Warum eigentlich nicht? Es gibt sehr viel Potenzial in Afrika. Wir haben eine enorme Transformation erlebt, insbesondere im Bereich der Mentalität. Außerdem gibt es mittlerweile in Europa sehr viele afrikanische Spieler. Algerien verfügt über einen exzellenten Kader. Das Gleiche gilt für Marokko. Und auch Ägypten sollten wir nicht vergessen. Jetzt muss nur noch die Auffassung überwunden werden, dass afrikanische Team nicht über das Viertelfinale hinauskommen können, das Ghana kürzlich erreicht hat.
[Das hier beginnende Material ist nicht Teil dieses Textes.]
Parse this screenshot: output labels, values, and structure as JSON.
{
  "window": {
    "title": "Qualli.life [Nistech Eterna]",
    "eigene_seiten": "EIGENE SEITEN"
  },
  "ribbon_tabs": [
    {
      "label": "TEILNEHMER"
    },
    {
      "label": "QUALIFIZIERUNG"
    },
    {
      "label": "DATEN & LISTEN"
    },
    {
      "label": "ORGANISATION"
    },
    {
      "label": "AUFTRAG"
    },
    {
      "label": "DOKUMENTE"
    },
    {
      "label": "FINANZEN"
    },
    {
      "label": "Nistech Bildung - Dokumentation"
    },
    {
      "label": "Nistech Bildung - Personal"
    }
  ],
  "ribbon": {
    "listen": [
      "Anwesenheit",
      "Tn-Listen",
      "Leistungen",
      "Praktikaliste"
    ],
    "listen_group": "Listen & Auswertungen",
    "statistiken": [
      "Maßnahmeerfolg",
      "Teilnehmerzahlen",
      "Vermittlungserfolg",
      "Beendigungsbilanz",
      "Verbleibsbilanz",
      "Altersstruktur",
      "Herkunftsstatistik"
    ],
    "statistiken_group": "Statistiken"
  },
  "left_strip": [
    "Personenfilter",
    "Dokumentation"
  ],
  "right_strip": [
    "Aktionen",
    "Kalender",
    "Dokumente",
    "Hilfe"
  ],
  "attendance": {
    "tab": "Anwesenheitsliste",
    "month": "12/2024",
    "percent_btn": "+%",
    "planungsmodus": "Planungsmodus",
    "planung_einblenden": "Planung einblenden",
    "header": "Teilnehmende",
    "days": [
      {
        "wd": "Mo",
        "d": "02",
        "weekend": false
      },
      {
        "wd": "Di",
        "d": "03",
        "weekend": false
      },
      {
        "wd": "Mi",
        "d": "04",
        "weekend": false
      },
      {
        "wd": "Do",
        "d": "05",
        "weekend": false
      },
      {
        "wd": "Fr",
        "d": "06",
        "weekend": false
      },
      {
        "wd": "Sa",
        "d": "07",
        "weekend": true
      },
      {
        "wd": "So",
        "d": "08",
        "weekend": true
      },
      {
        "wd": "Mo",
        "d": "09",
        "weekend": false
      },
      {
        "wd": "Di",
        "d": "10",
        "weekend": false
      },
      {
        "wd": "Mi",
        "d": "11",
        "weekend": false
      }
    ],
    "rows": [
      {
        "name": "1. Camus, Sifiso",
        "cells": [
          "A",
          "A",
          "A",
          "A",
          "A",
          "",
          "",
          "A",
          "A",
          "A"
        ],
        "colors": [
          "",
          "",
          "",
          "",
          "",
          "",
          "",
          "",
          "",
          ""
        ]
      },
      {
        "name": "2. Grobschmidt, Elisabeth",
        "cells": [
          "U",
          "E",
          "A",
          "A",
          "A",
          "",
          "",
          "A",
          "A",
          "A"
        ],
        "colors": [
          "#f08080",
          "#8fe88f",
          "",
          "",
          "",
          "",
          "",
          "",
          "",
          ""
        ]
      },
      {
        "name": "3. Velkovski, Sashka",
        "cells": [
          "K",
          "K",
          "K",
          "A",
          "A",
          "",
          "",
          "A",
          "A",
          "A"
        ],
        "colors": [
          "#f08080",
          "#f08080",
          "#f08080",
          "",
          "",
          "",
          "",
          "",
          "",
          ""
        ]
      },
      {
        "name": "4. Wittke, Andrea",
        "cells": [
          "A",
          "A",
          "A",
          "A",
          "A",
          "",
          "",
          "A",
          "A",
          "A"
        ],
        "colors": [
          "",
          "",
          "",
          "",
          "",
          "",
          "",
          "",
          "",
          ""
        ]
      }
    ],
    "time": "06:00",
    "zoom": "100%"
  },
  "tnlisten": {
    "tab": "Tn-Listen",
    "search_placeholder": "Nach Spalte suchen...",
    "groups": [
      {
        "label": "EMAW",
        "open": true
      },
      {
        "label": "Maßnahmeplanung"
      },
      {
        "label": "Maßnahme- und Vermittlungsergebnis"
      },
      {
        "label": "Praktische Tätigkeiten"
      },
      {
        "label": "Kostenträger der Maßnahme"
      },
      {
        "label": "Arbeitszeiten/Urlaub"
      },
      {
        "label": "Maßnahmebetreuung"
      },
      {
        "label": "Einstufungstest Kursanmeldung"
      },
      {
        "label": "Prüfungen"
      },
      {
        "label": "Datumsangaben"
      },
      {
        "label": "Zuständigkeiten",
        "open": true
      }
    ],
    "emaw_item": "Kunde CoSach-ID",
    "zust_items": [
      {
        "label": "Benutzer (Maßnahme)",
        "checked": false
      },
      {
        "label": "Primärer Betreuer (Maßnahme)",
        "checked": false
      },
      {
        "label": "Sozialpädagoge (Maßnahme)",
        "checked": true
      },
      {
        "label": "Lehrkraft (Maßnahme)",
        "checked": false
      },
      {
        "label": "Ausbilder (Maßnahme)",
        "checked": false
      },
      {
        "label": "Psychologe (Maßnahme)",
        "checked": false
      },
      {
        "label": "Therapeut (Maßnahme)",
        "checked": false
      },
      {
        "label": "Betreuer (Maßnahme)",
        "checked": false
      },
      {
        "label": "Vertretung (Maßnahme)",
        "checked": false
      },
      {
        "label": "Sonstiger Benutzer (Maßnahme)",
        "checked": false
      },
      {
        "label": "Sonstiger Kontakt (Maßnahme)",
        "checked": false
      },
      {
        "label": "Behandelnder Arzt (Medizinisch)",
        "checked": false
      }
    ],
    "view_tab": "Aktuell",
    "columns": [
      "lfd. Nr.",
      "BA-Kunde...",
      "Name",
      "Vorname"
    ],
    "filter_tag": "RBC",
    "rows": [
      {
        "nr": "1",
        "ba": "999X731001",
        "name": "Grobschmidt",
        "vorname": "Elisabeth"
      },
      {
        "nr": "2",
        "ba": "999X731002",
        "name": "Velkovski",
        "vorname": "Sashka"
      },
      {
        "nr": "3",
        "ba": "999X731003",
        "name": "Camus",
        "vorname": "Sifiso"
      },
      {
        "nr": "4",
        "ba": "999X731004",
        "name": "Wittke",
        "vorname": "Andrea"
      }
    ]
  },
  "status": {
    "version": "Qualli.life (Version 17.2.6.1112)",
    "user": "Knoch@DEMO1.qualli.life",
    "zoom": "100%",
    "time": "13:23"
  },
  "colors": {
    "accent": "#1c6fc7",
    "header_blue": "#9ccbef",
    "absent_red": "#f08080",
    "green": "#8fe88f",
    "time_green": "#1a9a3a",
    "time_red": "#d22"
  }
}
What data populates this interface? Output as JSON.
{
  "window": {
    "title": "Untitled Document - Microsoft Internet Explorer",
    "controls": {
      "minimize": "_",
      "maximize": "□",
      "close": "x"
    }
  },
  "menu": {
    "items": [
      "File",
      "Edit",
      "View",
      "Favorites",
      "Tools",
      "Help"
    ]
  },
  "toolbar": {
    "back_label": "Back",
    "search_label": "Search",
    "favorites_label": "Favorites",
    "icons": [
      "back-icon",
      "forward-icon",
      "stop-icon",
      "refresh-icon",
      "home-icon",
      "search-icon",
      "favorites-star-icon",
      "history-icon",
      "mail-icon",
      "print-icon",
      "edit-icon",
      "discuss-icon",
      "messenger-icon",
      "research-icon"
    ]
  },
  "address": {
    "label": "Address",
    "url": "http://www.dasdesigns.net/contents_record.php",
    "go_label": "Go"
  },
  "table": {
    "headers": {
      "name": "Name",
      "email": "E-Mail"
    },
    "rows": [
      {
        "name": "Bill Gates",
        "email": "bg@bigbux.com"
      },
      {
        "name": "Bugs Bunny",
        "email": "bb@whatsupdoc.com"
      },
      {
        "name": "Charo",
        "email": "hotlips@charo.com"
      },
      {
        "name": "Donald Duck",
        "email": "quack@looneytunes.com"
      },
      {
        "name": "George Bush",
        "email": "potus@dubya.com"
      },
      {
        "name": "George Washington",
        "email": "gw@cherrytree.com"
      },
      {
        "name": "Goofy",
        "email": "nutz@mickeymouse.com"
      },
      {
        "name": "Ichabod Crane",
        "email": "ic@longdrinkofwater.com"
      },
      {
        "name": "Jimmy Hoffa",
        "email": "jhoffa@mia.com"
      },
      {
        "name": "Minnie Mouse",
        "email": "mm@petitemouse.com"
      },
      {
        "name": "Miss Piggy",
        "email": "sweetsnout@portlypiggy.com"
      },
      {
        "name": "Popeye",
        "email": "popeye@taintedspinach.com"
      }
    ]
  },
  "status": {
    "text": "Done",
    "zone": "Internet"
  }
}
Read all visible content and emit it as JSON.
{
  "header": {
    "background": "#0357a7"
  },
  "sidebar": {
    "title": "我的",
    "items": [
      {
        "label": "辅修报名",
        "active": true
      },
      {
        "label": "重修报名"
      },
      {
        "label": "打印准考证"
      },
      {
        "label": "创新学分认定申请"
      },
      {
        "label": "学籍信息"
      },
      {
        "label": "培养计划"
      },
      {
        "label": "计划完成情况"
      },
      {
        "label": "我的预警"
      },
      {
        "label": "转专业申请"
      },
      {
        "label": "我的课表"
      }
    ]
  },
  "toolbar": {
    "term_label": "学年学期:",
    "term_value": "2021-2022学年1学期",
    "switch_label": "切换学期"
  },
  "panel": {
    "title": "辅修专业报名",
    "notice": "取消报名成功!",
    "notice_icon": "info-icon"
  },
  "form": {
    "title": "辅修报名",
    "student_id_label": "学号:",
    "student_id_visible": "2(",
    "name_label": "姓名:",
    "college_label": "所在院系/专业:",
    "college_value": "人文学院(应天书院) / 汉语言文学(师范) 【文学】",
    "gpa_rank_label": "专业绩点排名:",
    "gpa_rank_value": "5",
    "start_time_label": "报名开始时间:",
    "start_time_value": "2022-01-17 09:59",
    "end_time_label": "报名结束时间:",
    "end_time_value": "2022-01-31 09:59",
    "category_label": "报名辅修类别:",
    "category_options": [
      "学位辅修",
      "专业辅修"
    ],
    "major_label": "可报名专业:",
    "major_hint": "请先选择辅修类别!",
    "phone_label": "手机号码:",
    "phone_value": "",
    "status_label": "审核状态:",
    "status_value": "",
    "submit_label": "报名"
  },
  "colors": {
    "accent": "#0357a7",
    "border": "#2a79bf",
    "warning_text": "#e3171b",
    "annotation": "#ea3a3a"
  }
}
Es gibt viele gute Teams wie die Elfenbeinküste, die früher sehr stark waren und sich jetzt in einem Umbauprozess befinden.

Wie bereiten Sie Ihr Team in diesen schweren Zeiten angesichts der Covid-19-Pandemie vor?

Statt nur 30 Spieler holen wir jetzt 40 bis 45 Spieler in ein Trainingslager. Die FIFA hat kürzlich Regeln verabschiedet, die größere Kader zulassen. Das hilft den Trainern sehr, denn so haben sie in diesen schwierigen Zeiten deutlich mehr Flexibilität.